Although this weather can be pretty discouraging, it’s no time to be dropping the ball on your outfits. That may sound a bit harsh and unrealistic, but look at Taylor Swift for example.
Taylor Swift is, without a doubt, a fashion icon. She never misses a beat with her outfits. They’re always flawless and well-executed. In fact, she’s even been criticized for looking so good.
Over the past year or so, people started commenting on how ridiculous it was that Swift would leave a workout at the gym looking better than ever. Her hair and makeup would be so on point that you would think she had just left a salon instead of a gym.
Also, she would often leave in a dress or skirt, and heels. People honestly couldn’t fathom how a human being could do this—even a celebrity.

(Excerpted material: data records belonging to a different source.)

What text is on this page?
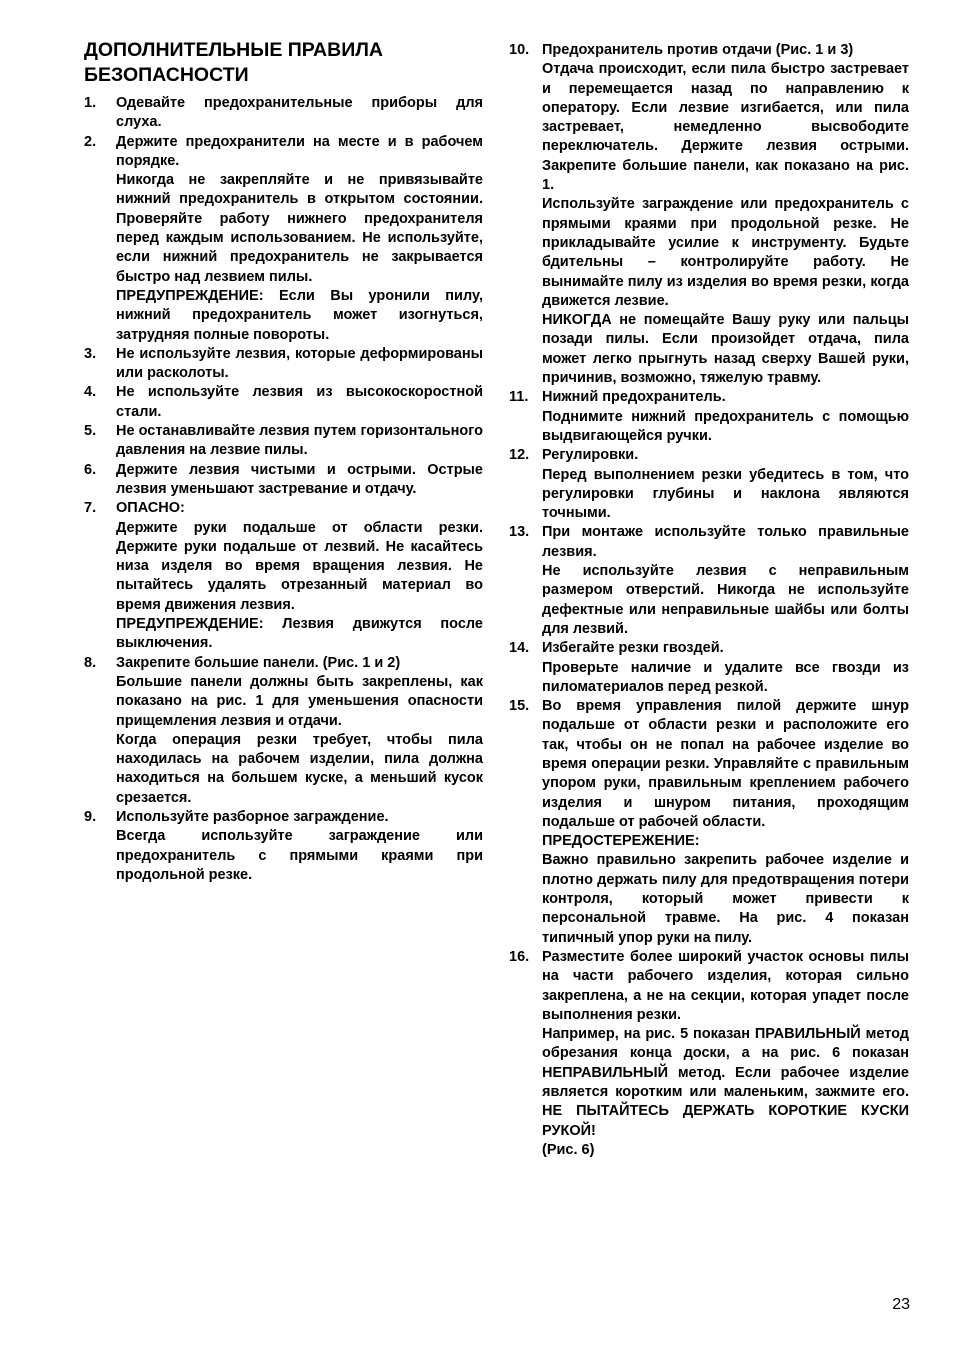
ДОПОЛНИТЕЛЬНЫЕ ПРАВИЛА БЕЗОПАСНОСТИ
1. Одевайте предохранительные приборы для слуха.

2. Держите предохранители на месте и в рабочем порядке.

Никогда не закрепляйте и не привязывайте нижний предохранитель в открытом состоянии. Проверяйте работу нижнего предохранителя перед каждым использованием. Не используйте, если нижний предохранитель не закрывается быстро над лезвием пилы.

ПРЕДУПРЕЖДЕНИЕ: Если Вы уронили пилу, нижний предохранитель может изогнуться, затрудняя полные повороты.

3. Не используйте лезвия, которые деформированы или расколоты.

4. Не используйте лезвия из высокоскоростной стали.

5. Не останавливайте лезвия путем горизонтального давления на лезвие пилы.

6. Держите лезвия чистыми и острыми. Острые лезвия уменьшают застревание и отдачу.

7. ОПАСНО:

Держите руки подальше от области резки. Держите руки подальше от лезвий. Не касайтесь низа изделя во время вращения лезвия. Не пытайтесь удалять отрезанный материал во время движения лезвия.

ПРЕДУПРЕЖДЕНИЕ: Лезвия движутся после выключения.

8. Закрепите большие панели. (Рис. 1 и 2)

Большие панели должны быть закреплены, как показано на рис. 1 для уменьшения опасности прищемления лезвия и отдачи.

Когда операция резки требует, чтобы пила находилась на рабочем изделии, пила должна находиться на большем куске, а меньший кусок срезается.

9. Используйте разборное заграждение.

Всегда используйте заграждение или предохранитель с прямыми краями при продольной резке.

10. Предохранитель против отдачи (Рис. 1 и 3)

Отдача происходит, если пила быстро застревает и перемещается назад по направлению к оператору. Если лезвие изгибается, или пила застревает, немедленно высвободите переключатель. Держите лезвия острыми. Закрепите большие панели, как показано на рис. 1.

Используйте заграждение или предохранитель с прямыми краями при продольной резке. Не прикладывайте усилие к инструменту. Будьте бдительны – контролируйте работу. Не вынимайте пилу из изделия во время резки, когда движется лезвие.

НИКОГДА не помещайте Вашу руку или пальцы позади пилы. Если произойдет отдача, пила может легко прыгнуть назад сверху Вашей руки, причинив, возможно, тяжелую травму.

11. Нижний предохранитель.

Поднимите нижний предохранитель с помощью выдвигающейся ручки.

12. Регулировки.

Перед выполнением резки убедитесь в том, что регулировки глубины и наклона являются точными.

13. При монтаже используйте только правильные лезвия.

Не используйте лезвия с неправильным размером отверстий. Никогда не используйте дефектные или неправильные шайбы или болты для лезвий.

14. Избегайте резки гвоздей.

Проверьте наличие и удалите все гвозди из пиломатериалов перед резкой.

15. Во время управления пилой держите шнур подальше от области резки и расположите его так, чтобы он не попал на рабочее изделие во время операции резки. Управляйте с правильным упором руки, правильным креплением рабочего изделия и шнуром питания, проходящим подальше от рабочей области.

ПРЕДОСТЕРЕЖЕНИЕ:

Важно правильно закрепить рабочее изделие и плотно держать пилу для предотвращения потери контроля, который может привести к персональной травме. На рис. 4 показан типичный упор руки на пилу.

16. Разместите более широкий участок основы пилы на части рабочего изделия, которая сильно закреплена, а не на секции, которая упадет после выполнения резки.

Например, на рис. 5 показан ПРАВИЛЬНЫЙ метод обрезания конца доски, а на рис. 6 показан НЕПРАВИЛЬНЫЙ метод. Если рабочее изделие является коротким или маленьким, зажмите его. НЕ ПЫТАЙТЕСЬ ДЕРЖАТЬ КОРОТКИЕ КУСКИ РУКОЙ!

(Рис. 6)

23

Many people brought up the fact that most of the paparazzi shots you see of celebrities leaving the gym look “normal”—they aren’t wearing makeup and they’re decked out in sweaty yoga pants and baggy t-shirts. So how could Taylor Swift be doing what Britney Spears could not?
But this isn’t the only thing people can’t wrap their heads around. Recently, Swift posted a picture on Instagram of her and her gal pals HAIM (the three-sister band from LA) hanging out in Hawaii. Sounds pretty normal, right? Well what threw people off was the fact that they were standing in a row on a rock path in a pond. The HAIM girls are all wearing sensible flats, and Swift is wearing stilettos so insane she could probably use them to kill a man. Once again, Swift has proven to be almost more mythical than Regina George.
My last, and absolute favorite, part about Taylor Swift’s fashion endeavors is that it’s been said that the bags you see her carrying around in all of these iconic paparazzi post-workout shots are absolutely empty. That’s right. You heard me: empty. She doesn’t keep anything in them. She uses them for the sole purpose of accessorizing.
At this point you’re probably wondering where she actually keeps her stuff—unless she doesn’t have stuff at all and really is some sort of weird fashion alien that doesn’t need emergency lip-gloss or even a packet of tissues. Well make sure you sit down for this one, it’s a doozy.
Her bodyguards carry all of her necessities in a separate bag. And you better believe they hold onto that thing with the death grip of a Marvel superhero. No one in the world is getting their hands on that bag except for Taylor Swift herself.
Moral of the story: Taylor Swift is a celestial being whose fashion sensibilities straight up floor me. We should all aspire to be so jaw dropping.